On 12/13/2024 8:58 PM, Joel Halpern wrote:
There are certainly contexts where that works.  And so, for those, define a suitable registry policy (if you even need one, long random numbers don't seem likely to collide).  On the other hand, for 8 or 16 bit fields, I don't think that works :-)

That's a part of why different registries have different polices.

Yours,

Joel

On 12/13/2024 11:27 PM, Christian Huitema wrote:

On Dec 9, 2024, at 12:24 PM, Phillip Hallam-Baker <phill@xxxxxxxxxxxxxxx> wrote:

The big advantage of OIDs for algorithms is that anyone can define them without IETF involvement and thus the issue of endorsement simply doesn't come

That, or large random numbers, like the 62 bit integers used to identify "transport parameters" in QUIC. As long as they are actually picked at random.
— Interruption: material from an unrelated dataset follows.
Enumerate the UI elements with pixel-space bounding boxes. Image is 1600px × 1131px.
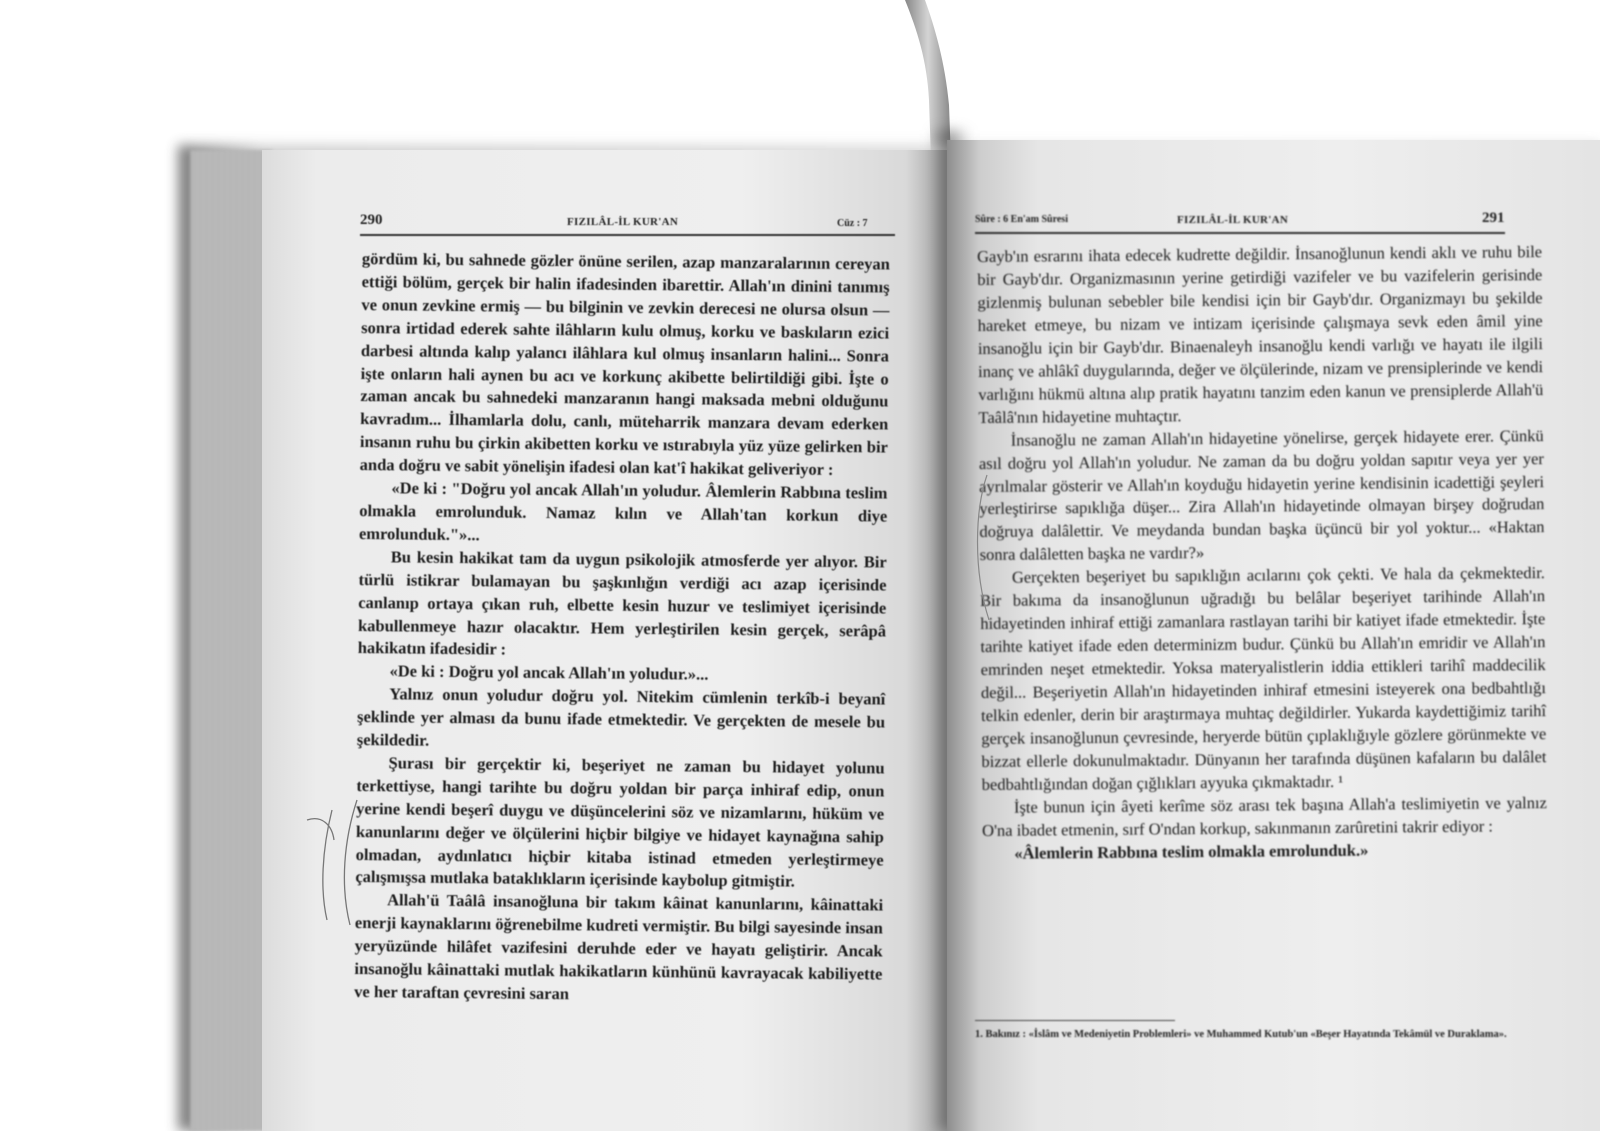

I think that's actually key. Writing a draft in order to secure a unique number seems backwards. Drafts ought to be written in order to express an idea, maybe a protocol option. Extension mechanisms ought to be designed to make such experimentation easy. Making the ID space for extensions big enough solves that, allows the draft authors to document the option ID and allow experimentation immediately.

RFC publication is then the time to go from long random numbers to more efficient short and registered numbers.